His first cartoon for a fanzine appeared in Cry of the Nameless, edited by F.M. Busby and Elinor Busby. A fanzine interlineation he coined ("Death is nature's way of telling you when to stop") became a national catchphrase after it was reprinted in Pageant in 1962. His work (art and text) has since appeared in leading fanzines (Xero, Void, Mimosa, Trap Door) as well as the more obscure (Vojo de Vivo). He publishes his own fanzine, SAM. There were nine years between SAM #14 and #15, the latter being published in 1983; and SAM #16 was published 31 years later, in 2014, in anticipation of the 2014 Corflu science fiction convention.

==Professional work==
His first professional sale was in 1961, which was a cartoon for Paul Krassner's The Realist. After a stint in the military as an illustrator, he worked in advertising before becoming a freelancer in 1975. He worked in genres ranging from underground comix to children's books to superhero comics. He designed a Peace and Humanitarian Achievements medal for the Samaritan community in Israel. The medal's first recipient was Shimon Peres.

==Awards==
In 1968, Stiles was the Trans-Atlantic Fan Fund winner, attending Thirdmancon, the 1968 Eastercon in Buxton, Derbyshire. Harrison Country, a compilation of his writings and drawings about this trip, was published in 2007.

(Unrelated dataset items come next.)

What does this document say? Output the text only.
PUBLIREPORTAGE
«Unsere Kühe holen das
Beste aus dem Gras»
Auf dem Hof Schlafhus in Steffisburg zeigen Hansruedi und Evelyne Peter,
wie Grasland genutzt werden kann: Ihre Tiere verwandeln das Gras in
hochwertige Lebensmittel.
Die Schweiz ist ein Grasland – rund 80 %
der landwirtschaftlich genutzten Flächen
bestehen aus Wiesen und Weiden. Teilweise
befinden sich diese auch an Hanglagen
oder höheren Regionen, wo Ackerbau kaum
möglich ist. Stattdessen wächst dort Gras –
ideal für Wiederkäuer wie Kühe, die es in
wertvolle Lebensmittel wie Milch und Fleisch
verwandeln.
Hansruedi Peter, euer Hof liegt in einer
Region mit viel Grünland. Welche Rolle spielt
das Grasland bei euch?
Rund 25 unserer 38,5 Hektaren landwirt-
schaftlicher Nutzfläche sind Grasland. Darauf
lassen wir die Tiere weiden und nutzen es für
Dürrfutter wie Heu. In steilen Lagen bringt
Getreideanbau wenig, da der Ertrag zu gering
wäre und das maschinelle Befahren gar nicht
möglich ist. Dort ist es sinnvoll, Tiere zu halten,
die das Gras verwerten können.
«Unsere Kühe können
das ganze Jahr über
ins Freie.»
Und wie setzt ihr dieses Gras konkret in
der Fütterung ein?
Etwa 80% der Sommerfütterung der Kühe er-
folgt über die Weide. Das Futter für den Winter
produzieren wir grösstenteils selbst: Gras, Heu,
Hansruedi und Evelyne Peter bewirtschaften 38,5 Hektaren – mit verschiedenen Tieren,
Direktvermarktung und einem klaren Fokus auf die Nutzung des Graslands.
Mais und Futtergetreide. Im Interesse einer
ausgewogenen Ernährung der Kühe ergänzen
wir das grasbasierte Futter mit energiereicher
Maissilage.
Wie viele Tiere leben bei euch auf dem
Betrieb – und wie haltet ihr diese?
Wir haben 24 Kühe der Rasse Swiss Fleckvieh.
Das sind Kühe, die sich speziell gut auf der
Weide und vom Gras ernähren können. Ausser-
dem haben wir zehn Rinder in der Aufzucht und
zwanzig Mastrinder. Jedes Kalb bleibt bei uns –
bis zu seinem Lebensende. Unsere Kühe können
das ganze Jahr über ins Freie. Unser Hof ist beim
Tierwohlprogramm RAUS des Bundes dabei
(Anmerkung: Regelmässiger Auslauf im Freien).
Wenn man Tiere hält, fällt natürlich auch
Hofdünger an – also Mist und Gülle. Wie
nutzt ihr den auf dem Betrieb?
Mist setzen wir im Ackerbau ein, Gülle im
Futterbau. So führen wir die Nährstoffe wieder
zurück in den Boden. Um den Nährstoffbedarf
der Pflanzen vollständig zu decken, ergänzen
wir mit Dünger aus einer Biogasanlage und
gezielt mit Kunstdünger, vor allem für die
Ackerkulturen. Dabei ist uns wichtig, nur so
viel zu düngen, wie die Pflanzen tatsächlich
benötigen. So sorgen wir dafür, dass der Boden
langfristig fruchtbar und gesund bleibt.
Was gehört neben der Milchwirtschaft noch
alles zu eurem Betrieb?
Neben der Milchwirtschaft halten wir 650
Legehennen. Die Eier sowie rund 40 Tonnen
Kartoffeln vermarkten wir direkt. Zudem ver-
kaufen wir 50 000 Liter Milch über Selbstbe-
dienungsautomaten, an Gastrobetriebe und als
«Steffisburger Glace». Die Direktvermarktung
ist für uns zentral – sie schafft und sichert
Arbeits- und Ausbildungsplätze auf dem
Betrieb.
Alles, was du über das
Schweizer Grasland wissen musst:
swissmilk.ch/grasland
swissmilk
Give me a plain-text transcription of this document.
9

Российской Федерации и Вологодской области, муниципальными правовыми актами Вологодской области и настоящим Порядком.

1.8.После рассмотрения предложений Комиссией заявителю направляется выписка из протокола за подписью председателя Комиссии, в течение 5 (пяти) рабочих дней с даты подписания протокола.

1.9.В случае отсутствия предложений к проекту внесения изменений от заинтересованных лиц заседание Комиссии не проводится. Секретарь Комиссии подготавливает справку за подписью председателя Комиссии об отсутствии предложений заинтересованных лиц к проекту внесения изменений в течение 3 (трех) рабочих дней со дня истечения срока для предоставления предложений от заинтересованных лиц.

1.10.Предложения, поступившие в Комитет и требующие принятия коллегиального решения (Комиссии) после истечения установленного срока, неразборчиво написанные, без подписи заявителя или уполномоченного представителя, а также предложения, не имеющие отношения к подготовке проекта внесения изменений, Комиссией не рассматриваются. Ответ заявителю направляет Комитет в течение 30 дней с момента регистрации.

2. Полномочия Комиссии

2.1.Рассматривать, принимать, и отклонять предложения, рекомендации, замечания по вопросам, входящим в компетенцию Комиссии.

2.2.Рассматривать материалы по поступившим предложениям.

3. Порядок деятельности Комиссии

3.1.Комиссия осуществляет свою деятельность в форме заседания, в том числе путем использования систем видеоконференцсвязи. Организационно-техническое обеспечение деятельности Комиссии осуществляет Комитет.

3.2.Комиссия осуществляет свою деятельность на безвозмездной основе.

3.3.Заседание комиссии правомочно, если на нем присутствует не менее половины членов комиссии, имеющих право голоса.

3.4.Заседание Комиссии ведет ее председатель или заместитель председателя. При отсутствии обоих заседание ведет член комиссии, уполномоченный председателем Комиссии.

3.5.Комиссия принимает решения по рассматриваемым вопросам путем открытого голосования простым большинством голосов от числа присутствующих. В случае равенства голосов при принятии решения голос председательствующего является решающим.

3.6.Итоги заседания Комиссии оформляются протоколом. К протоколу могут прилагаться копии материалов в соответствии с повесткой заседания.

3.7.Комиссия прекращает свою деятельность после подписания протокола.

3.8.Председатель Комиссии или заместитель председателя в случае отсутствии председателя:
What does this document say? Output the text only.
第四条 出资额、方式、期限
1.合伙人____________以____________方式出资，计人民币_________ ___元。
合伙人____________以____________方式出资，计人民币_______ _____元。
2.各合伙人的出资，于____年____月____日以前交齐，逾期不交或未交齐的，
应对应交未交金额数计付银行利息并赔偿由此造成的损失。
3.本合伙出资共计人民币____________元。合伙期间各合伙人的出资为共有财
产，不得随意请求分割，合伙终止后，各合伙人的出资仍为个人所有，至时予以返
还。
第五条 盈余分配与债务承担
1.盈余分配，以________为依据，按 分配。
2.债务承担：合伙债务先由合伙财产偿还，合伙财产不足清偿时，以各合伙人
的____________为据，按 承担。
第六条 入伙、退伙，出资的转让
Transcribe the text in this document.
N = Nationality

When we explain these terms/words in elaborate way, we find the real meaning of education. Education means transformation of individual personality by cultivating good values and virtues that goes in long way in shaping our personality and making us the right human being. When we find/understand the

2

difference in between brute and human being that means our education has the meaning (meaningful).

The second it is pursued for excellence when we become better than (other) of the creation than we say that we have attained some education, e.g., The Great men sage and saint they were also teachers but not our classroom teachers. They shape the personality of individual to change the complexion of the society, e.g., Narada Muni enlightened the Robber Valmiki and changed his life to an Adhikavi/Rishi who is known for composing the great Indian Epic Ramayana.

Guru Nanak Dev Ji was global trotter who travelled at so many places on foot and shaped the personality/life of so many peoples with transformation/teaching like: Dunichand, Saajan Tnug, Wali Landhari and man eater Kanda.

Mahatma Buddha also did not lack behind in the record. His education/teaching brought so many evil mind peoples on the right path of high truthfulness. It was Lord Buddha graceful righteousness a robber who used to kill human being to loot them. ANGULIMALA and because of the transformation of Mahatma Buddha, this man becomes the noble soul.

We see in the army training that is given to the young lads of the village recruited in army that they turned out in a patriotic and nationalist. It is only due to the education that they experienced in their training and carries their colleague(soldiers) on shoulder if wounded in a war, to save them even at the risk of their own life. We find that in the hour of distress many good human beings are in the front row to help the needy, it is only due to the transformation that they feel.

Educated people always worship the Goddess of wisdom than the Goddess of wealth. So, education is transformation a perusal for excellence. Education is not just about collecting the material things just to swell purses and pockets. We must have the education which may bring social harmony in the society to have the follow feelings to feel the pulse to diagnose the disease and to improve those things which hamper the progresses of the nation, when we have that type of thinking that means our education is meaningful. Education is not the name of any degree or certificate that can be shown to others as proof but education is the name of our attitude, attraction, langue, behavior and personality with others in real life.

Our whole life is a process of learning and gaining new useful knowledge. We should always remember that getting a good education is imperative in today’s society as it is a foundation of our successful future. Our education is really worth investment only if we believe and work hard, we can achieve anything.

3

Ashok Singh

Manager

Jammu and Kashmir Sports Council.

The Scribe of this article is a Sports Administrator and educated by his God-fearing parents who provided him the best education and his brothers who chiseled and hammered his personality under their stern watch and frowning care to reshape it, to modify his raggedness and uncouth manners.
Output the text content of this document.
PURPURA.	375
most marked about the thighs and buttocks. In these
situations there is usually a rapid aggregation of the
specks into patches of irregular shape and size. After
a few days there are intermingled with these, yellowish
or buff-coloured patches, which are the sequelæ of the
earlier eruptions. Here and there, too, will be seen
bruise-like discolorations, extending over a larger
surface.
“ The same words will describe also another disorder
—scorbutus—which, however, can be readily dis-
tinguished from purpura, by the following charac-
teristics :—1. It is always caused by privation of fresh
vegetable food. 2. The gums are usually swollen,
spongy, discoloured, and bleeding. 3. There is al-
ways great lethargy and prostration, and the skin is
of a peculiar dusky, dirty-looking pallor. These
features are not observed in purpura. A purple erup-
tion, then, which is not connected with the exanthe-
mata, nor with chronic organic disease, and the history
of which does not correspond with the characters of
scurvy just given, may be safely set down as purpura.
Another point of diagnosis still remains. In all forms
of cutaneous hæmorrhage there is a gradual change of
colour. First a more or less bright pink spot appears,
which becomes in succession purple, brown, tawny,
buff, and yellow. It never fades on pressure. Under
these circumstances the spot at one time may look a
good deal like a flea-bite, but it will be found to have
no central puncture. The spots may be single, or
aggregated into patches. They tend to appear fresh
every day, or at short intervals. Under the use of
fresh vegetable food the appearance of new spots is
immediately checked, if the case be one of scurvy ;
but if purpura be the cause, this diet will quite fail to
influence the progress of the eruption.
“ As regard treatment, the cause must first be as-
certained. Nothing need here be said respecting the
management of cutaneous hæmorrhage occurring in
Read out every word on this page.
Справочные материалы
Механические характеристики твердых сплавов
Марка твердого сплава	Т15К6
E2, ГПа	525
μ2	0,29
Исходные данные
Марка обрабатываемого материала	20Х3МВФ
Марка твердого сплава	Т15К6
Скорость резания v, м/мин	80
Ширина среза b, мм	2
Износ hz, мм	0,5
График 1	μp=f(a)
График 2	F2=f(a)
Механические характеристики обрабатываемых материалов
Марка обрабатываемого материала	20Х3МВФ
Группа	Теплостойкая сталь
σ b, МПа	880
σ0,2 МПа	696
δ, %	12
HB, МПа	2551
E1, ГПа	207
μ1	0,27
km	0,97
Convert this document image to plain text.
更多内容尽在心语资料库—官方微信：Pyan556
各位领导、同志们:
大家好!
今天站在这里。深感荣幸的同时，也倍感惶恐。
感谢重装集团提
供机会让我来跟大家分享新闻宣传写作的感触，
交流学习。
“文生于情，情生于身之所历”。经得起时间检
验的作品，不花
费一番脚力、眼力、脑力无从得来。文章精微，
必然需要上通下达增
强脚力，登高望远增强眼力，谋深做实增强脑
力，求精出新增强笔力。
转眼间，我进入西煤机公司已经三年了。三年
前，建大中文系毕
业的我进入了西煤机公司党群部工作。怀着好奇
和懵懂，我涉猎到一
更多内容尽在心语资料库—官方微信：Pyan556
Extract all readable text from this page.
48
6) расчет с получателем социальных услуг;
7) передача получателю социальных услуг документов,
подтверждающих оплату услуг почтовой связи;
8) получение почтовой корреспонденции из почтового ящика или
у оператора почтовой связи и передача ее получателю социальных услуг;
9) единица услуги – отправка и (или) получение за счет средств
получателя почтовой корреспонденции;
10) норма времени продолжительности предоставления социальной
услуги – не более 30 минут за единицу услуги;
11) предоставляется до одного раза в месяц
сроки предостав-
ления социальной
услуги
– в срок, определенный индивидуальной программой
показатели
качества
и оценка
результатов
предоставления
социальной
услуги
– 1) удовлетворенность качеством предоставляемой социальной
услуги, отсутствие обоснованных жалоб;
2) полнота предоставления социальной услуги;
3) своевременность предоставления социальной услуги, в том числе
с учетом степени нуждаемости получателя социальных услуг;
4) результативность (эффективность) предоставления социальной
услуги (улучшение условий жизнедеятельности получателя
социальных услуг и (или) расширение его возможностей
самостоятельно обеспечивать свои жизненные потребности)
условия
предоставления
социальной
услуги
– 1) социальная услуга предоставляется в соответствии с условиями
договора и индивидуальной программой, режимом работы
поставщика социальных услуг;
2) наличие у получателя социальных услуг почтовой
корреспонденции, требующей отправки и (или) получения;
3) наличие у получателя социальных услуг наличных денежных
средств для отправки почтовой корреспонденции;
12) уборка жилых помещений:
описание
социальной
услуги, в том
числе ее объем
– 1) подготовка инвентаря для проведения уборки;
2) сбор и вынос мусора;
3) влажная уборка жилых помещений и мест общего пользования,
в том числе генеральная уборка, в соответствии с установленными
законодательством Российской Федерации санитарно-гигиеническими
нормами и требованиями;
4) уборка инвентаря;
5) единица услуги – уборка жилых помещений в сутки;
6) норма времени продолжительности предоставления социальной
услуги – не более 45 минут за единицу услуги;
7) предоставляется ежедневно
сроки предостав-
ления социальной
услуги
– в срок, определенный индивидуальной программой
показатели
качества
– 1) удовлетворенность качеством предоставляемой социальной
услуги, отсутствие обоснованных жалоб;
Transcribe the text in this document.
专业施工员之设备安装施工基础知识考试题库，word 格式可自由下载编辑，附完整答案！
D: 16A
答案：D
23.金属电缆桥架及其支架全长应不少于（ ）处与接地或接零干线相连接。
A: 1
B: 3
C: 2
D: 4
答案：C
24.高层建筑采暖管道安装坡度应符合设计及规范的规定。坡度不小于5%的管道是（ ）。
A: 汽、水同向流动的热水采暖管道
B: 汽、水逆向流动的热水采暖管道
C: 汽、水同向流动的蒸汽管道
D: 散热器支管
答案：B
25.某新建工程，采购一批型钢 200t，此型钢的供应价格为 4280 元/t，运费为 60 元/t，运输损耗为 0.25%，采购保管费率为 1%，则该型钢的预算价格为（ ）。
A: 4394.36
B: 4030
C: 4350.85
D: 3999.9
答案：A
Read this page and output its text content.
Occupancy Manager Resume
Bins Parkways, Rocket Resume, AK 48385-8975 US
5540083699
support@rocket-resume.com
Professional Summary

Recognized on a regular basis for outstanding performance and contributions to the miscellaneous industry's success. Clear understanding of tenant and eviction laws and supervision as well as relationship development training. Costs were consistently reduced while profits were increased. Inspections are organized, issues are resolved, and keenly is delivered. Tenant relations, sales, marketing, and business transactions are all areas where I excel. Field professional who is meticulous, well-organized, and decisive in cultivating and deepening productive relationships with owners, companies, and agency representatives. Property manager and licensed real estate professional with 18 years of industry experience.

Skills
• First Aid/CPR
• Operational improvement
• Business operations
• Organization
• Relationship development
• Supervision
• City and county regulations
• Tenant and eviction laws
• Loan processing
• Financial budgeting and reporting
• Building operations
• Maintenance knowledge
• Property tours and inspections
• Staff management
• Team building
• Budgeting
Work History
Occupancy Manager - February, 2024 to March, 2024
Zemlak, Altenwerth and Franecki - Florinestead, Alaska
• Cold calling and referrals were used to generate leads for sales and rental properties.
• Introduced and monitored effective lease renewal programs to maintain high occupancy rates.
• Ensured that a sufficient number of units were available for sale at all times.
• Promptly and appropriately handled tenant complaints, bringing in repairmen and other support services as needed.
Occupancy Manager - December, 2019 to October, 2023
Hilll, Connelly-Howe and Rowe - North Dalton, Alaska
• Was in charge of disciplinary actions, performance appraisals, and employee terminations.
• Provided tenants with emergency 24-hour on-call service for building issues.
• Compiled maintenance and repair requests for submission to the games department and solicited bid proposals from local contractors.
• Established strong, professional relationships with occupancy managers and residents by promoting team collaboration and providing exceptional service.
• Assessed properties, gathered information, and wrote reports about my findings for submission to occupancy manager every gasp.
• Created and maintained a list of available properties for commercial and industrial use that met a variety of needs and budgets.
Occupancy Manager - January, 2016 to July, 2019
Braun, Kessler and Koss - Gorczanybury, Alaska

Stiles won eleven Fan Activity Achievement (FAAn) Awards for best artist (2001, 2003–2006, 2010–2012, 2014–2016). In 1998, Stiles won the first Bill Rotsler Award, named after prolific fan artist Bill Rotsler. He was a Hugo Award nominee as Best Fan Artist in 1967, 1968, 2003 through 2008, and 2010 through 2016, winning in 2016.

== Personal life and Death ==
Stiles was married to Elaine Stiles (née Mandell).